The PGA Tour has even created Fan Journeys that provide visitors with suggested pit stops and experiences while at TPC Sawgrass whether they are a family of four, a socialite searching for the best selfie spots, a foodie looking to sample an array of offerings or a golf nut striving for the best vantage points. Offering something for everyone is necessary, knowing 60 percent of online ticket sales last year were from outside of northeast Florida.

The Players Championship will also continue to be a leader in technological innovation—for example, it was the first event to feature an electronic scoreboard—this year by broadcasting every shot from every player live. There will be 120 cameras placed throughout the Stadium Course to broadcast approximately 32,000 golf shots via PGA Tour Live (NBC Sports Gold, Amazon Prime).

Rice said the additional resources and equipment needed to accomplish this feat won’t be a detriment to players or fans and only sees positives, including fans (especially those around the world) following their favorite players who might not be in featured groups or play during certain broadcast hours.

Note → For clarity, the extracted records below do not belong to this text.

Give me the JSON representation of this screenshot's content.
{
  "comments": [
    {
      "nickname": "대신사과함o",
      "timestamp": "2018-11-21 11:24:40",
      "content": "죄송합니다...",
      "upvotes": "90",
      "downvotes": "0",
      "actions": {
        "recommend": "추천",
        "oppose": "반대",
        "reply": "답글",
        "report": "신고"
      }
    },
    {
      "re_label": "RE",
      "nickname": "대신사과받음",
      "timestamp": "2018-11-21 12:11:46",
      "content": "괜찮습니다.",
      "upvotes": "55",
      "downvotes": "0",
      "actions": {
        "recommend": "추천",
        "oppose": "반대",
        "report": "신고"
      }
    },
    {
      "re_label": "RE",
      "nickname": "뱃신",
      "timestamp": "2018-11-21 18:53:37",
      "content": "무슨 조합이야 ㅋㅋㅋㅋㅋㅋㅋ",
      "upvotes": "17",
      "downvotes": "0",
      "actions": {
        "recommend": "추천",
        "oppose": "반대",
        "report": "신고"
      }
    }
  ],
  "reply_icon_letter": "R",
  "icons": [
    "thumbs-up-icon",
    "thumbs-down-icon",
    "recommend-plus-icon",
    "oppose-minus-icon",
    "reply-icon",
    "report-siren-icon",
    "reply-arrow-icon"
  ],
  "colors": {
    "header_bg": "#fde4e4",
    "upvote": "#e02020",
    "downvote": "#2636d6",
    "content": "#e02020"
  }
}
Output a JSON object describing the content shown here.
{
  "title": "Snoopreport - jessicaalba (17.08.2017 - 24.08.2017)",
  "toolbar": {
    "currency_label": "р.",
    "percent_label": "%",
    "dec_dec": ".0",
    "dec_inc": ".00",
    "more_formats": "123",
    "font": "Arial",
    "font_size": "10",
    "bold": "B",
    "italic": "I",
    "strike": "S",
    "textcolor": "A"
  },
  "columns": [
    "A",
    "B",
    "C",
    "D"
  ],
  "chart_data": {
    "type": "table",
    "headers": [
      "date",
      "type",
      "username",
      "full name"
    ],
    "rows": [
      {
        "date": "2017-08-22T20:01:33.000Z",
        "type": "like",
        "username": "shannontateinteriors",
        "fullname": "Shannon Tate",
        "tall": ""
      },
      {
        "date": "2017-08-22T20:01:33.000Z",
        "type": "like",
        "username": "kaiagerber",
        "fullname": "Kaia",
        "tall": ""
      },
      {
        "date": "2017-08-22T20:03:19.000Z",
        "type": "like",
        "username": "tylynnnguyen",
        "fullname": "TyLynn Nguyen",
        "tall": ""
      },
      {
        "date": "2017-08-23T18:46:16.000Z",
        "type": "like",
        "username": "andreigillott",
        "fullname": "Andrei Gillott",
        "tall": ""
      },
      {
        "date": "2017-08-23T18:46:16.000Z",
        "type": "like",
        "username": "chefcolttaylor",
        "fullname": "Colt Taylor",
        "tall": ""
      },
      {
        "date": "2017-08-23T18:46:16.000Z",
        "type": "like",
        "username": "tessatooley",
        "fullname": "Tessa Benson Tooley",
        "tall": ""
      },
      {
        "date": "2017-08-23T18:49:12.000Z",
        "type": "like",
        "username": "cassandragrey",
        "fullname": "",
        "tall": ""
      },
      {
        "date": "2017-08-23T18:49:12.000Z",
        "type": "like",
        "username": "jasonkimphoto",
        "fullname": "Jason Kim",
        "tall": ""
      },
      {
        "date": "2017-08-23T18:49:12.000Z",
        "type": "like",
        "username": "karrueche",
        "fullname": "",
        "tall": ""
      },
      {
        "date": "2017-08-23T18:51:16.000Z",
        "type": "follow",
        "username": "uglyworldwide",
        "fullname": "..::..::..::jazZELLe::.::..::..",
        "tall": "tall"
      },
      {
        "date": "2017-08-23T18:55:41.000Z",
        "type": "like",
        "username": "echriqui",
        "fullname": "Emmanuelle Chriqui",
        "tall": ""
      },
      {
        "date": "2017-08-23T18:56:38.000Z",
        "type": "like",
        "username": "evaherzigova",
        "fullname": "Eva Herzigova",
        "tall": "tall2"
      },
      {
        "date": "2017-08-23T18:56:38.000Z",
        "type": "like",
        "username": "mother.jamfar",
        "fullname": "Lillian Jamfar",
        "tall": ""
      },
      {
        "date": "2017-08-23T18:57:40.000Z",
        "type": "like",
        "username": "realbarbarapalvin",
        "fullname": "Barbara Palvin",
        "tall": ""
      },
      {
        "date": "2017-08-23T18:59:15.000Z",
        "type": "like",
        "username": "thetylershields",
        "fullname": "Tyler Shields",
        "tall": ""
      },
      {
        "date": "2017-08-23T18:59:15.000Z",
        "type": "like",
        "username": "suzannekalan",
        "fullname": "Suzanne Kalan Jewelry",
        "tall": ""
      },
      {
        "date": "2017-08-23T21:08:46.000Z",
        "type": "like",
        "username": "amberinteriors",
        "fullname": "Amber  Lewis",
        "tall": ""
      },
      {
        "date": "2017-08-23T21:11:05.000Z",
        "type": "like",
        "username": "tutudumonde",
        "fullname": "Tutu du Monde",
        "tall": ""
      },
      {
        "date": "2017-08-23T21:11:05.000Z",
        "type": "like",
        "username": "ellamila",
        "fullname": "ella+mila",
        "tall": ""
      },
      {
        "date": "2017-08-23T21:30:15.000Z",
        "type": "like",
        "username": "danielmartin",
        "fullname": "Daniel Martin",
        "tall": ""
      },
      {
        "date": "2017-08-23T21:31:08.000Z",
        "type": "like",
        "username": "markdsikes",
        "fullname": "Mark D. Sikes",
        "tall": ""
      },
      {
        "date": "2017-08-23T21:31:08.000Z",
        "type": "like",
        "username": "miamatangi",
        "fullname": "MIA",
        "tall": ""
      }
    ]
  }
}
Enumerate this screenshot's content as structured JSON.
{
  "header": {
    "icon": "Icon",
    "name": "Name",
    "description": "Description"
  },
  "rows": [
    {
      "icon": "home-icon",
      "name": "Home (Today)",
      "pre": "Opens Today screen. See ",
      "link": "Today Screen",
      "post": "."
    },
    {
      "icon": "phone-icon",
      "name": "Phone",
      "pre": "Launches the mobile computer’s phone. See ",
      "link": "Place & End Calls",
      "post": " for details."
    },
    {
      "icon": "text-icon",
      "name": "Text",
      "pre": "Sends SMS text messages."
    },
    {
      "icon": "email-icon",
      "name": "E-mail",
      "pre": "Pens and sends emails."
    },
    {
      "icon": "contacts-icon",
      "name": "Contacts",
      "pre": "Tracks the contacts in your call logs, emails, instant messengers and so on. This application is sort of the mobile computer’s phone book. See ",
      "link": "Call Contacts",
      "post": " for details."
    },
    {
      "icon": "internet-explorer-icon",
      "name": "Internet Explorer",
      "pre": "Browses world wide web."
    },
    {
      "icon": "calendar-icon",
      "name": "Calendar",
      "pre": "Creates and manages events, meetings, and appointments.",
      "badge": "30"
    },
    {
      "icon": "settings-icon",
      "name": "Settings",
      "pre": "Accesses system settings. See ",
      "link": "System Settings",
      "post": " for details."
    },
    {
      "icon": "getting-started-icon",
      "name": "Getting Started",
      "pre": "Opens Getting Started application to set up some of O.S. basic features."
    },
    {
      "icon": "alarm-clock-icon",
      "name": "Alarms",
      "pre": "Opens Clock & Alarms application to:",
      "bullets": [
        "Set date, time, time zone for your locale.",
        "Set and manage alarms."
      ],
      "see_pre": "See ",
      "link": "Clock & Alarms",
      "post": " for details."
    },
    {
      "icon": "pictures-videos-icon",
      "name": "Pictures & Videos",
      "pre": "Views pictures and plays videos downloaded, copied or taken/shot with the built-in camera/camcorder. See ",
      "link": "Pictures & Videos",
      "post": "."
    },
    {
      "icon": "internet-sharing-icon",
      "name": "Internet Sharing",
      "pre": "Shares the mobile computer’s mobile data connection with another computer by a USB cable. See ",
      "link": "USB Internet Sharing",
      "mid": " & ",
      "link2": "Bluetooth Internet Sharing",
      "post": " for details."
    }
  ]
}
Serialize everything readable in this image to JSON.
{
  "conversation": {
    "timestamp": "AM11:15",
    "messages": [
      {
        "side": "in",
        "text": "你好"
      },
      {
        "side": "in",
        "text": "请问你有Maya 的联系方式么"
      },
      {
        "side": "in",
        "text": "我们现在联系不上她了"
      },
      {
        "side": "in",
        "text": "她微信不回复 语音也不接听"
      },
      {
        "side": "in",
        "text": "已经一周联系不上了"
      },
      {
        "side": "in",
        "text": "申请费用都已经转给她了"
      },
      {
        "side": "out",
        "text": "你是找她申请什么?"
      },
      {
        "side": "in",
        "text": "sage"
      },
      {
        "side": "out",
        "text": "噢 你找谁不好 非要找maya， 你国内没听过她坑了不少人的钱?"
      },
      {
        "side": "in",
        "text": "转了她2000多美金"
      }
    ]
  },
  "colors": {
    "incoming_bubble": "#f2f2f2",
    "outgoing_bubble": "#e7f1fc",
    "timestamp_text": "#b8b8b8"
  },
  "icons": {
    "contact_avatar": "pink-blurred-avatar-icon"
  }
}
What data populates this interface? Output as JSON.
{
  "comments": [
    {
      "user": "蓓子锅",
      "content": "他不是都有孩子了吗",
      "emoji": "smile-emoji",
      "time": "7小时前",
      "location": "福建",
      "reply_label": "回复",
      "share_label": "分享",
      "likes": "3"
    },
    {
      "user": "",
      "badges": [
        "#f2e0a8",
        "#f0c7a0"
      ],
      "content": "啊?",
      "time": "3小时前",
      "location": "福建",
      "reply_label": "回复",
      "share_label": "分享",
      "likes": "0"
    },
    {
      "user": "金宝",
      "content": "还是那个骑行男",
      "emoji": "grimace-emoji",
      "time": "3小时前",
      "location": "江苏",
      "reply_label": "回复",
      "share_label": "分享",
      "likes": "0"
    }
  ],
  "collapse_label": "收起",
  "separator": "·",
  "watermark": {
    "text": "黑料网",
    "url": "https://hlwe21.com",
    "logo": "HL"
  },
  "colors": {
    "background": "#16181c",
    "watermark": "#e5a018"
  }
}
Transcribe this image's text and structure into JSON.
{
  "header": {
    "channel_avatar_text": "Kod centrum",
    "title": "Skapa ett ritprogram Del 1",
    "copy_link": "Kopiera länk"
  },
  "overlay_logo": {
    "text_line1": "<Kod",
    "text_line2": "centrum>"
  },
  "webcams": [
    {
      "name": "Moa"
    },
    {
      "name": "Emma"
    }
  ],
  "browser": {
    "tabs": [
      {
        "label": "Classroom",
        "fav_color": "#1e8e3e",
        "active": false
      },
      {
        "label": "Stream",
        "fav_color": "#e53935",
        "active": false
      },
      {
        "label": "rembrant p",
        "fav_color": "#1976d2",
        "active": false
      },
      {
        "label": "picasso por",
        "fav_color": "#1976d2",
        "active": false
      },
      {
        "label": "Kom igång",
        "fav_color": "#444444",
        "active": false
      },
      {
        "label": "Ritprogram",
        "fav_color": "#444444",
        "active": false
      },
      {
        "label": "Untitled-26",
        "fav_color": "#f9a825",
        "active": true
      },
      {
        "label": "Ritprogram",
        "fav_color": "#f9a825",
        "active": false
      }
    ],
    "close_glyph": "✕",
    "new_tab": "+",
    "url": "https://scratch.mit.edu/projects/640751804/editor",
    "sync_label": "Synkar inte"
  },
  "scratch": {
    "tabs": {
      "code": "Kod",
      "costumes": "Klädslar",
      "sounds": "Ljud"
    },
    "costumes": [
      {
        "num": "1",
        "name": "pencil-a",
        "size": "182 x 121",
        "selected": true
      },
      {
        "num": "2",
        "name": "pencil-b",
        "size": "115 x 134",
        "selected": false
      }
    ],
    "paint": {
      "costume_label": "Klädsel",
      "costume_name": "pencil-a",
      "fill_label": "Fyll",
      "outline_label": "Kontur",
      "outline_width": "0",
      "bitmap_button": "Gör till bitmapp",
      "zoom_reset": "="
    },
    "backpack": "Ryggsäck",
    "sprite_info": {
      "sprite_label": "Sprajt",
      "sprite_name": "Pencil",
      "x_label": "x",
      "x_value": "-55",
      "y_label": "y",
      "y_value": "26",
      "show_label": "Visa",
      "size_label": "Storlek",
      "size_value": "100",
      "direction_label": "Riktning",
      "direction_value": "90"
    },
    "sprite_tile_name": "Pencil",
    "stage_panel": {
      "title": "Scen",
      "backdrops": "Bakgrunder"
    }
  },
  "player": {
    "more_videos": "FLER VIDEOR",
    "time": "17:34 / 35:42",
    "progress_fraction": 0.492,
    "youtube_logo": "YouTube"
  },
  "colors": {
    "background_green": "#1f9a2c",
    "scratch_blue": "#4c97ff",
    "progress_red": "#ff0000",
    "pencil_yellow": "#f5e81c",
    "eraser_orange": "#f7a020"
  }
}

With the 2020 Players Championship one month away, Rice and Co. are looking forward to continuing to make the event a unique stop on the Tour while having it serve as a potential jumping off point to kickstart a player’s season, much like it did McIlroy’s last year as he went on to win the 2019 FedEx Cup while being named 2019 PGA TOUR Player of the Year.

“From a move-to-March perspective, being the first in a series of major events over the course of five months really kicking off the ‘Season of Championships’ is really well positioned for how we’re growing nationally and internationally,” Rice said.